Quantization for the AI Edge Torch Generative API

Typical usage

To apply quantization, we need to create a configuration that fully expresses how the model should be quantized. This configuration is then passed into conversion, generating a quantized model.

quant_recipes.py contains a list of recipes that are known to be well-supported during runtime. For the average user, this is a good starting point to select the quantization scheme that is best suited for your deployment needs. After identifying the target recipe, the model can be quantized as follows.
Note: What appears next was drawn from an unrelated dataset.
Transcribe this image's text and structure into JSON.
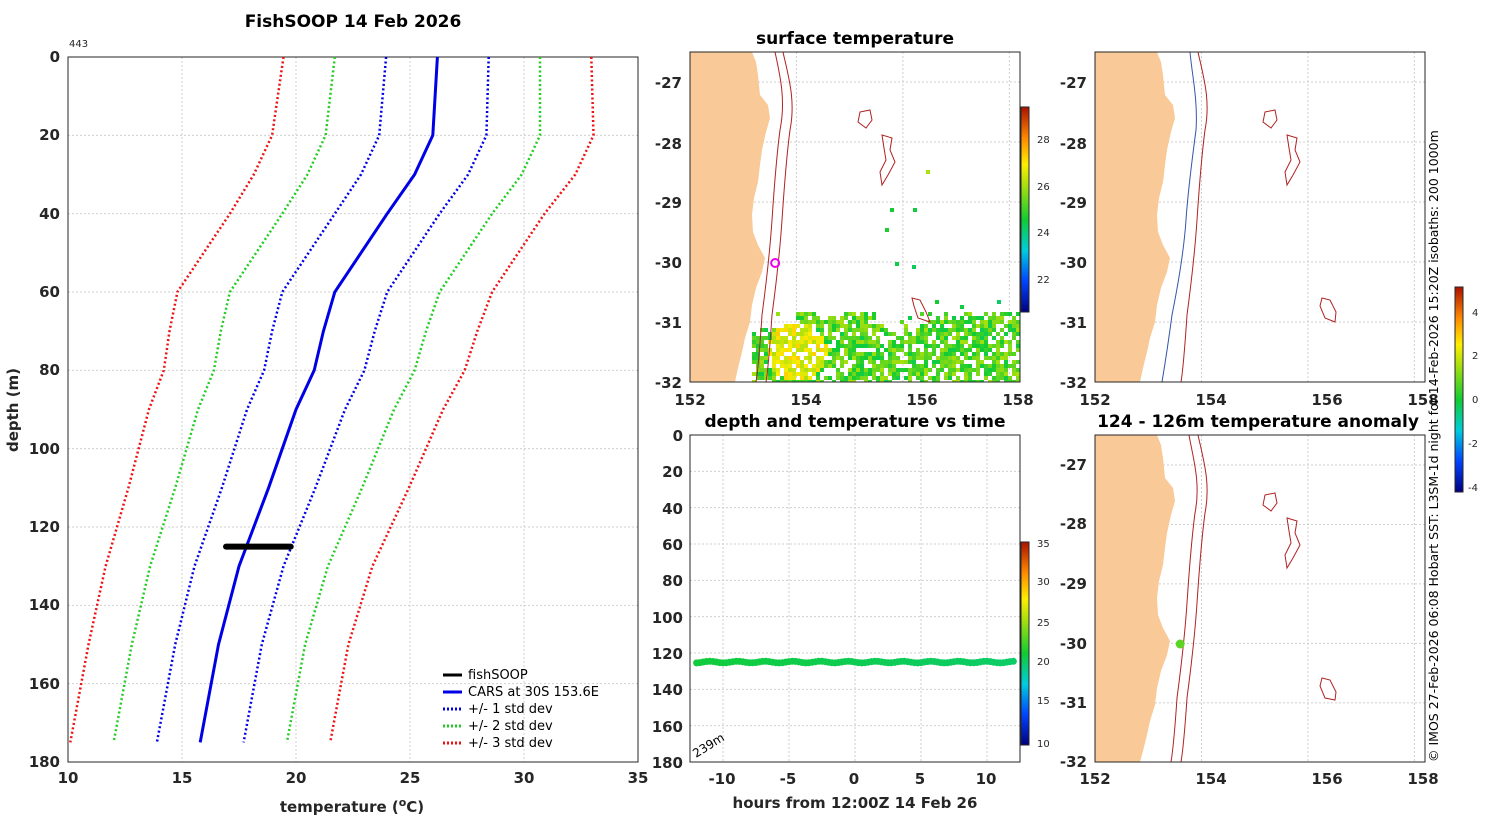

This example is extracted from generative/examples/quantize/example.py.

quant_config = quant_recipes.full_int8_dynamic_recipe()
edge_model = ai_edge_torch.convert(
    model, (tokens, input_pos), quant_config=quant_config
)

Once converted, you will get a quantized .tflite model which will be ready for on-device deployment.

Supported schemes

In the current release, the following schemes are supported:

  • Dynamic range quantization: FP32 activations, INT8 weights, and integer computation
  • Weight-only quantization: FP32 activations, INT8 weights, and floating point computation
  • FP16 quantization: FP16 weights, FP32 activations and floating point computation for all ops

These correspond to the available recipes in quant_recipes.py.

Advanced usage

In addition to configuring quantization using pre-configured recipes in quant_recipes.py, users can also customize their recipes according to their specific needs using the LayerQuantRecipe and GenerativeQuantRecipe API.
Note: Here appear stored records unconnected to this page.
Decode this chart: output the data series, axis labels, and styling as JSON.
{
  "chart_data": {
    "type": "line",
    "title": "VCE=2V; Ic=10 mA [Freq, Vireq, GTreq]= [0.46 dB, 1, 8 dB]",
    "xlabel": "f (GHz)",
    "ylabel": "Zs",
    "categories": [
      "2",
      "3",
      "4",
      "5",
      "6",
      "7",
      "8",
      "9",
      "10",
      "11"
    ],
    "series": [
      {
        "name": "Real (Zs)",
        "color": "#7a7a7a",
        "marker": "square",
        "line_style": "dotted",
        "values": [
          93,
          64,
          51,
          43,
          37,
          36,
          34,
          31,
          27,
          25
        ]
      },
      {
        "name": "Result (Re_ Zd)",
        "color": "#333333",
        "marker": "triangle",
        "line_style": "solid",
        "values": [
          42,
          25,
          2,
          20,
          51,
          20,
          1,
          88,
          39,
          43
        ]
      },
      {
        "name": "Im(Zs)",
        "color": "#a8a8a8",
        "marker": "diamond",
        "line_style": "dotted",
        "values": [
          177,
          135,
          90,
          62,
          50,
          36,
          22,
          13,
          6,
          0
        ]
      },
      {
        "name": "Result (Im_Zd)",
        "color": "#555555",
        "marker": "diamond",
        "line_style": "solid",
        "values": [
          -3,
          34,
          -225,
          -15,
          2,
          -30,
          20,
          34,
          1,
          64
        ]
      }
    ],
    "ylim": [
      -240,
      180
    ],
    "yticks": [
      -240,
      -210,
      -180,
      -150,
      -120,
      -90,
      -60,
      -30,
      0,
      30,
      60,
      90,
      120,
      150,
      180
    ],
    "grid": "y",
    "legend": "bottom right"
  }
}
LayerQuantRecipe specifies at a Generative API layer (ai_edge_torch/generative/layers) level how ops within should be quantized. GenerativeQuantRecipe specifies at a model level how each component of a Generative API model should be quantized. With these configuration classes, selective quantization can be configured as follows:

def custom_selective_quantization_recipe() -> quant_config.QuantConfig:
  return quant_config.QuantConfig(
      generative_recipe=quant_recipe.GenerativeQuantRecipe(
          default=create_layer_quant_fp16(),
          embedding=create_layer_quant_int8_dynamic(),
          attention=create_layer_quant_int8_weight_only(),
          feedforward=create_layer_quant_int8_dynamic(),
      )
  )

For example, this recipe specifies that the embedding table, attention, and feedforward layers should be quantized to INT8. Specifically, for attention layers the computation should be in FP32. All other ops should be quantized to the default scheme which is specified as FP16.